# How to select an A/C compressor drive motor...?



## DIYguy (Sep 18, 2008)

booksix said:


> I am thinking I'm going to run a secondary motor to drive my a/c compressor. Possibly coupled inline (not belt driven) and using the a/c clutch signal to operate a relay to turn the motor on and off. How would I go about figuring out what motor would have enough power and would turn at the right speed for my application?


Hey Book,

I haven't got this far with mine.. but I have kept all the AC stuff in-tact on my truck, protecting for this option. For the little time I have considered method so far... I'm thinking that i will drive mine with a aux motor also, even though I have a tail shaft. This will help save the shaft for regen drive and tach gizmo. I've heard that some folks have had success with treadmill motors. I was thinking to mimic the lower ICE rpm range (ICE idle speeds work ok). Next would be to look up the torque requirement for the AC compressor. I would think that most of them are pretty similar... for standard cabin size and freon type. ... my only thoughts so far.

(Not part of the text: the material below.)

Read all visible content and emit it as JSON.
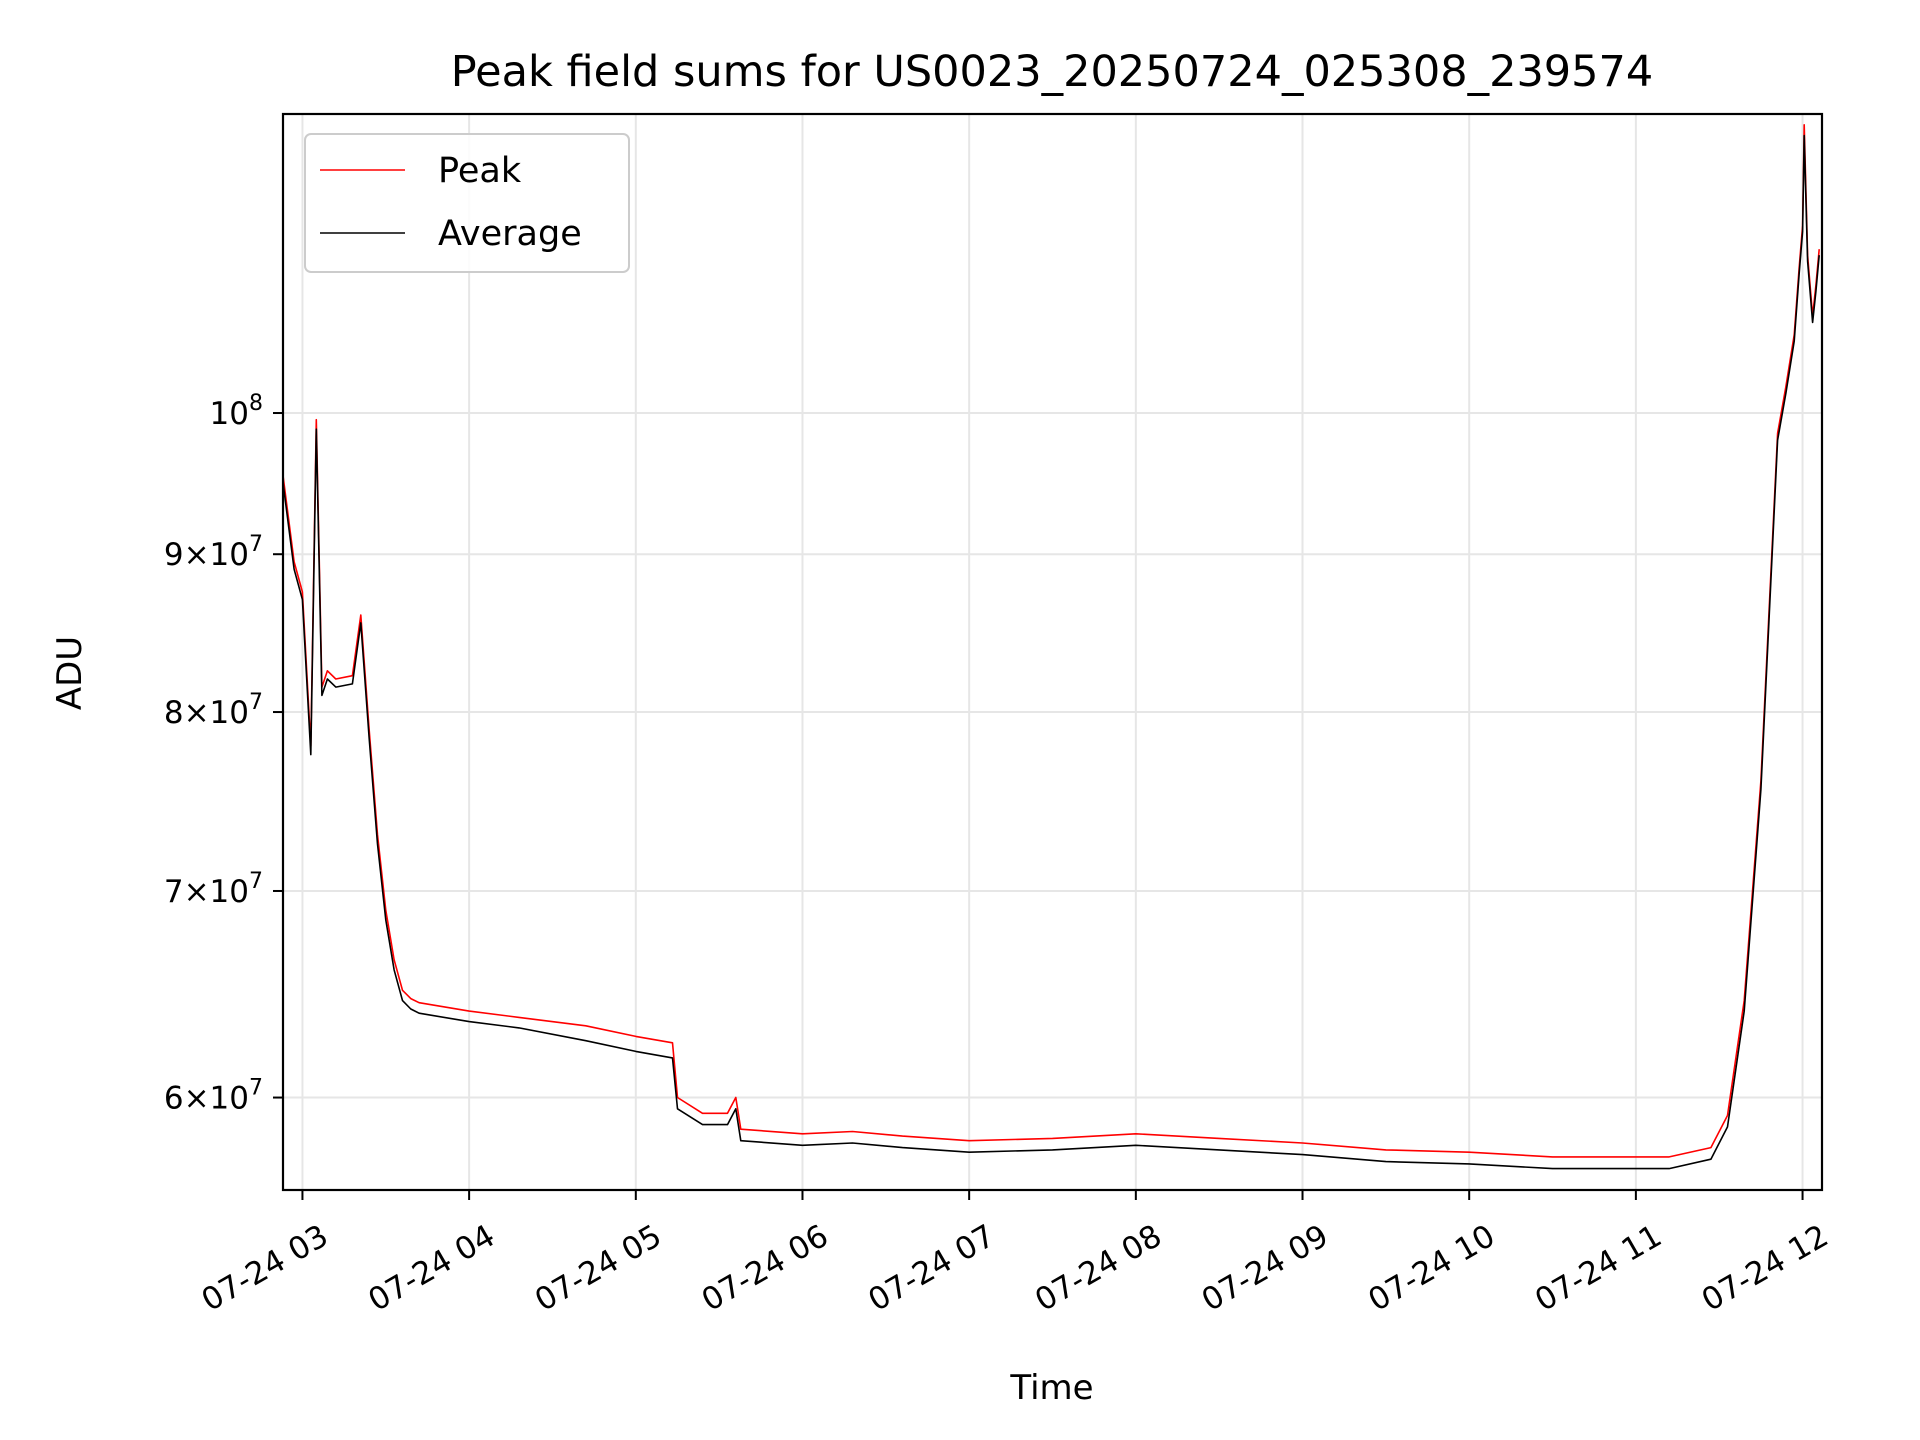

Question... if u r to couple in-line... will you couple motor shaft to clutch pulley then??

Cheers.


----------



## booksix (Aug 26, 2008)

So, perhaps look a the torque needed, then calculate the rpm and build a circuit that will run the motor and the needed voltage to achieve that rpm?

As far as coupling, I was thinking I'd ditch the compressor pulley/clutch and use a typical coupler. Then, the same signal that comes from the cars computer to activate the old a/c clutch can turn the motor on and off, achieving the same result with less losses. And I was going to run inline because I think it will be better than a side-by-side belt driven setup for space purposes


----------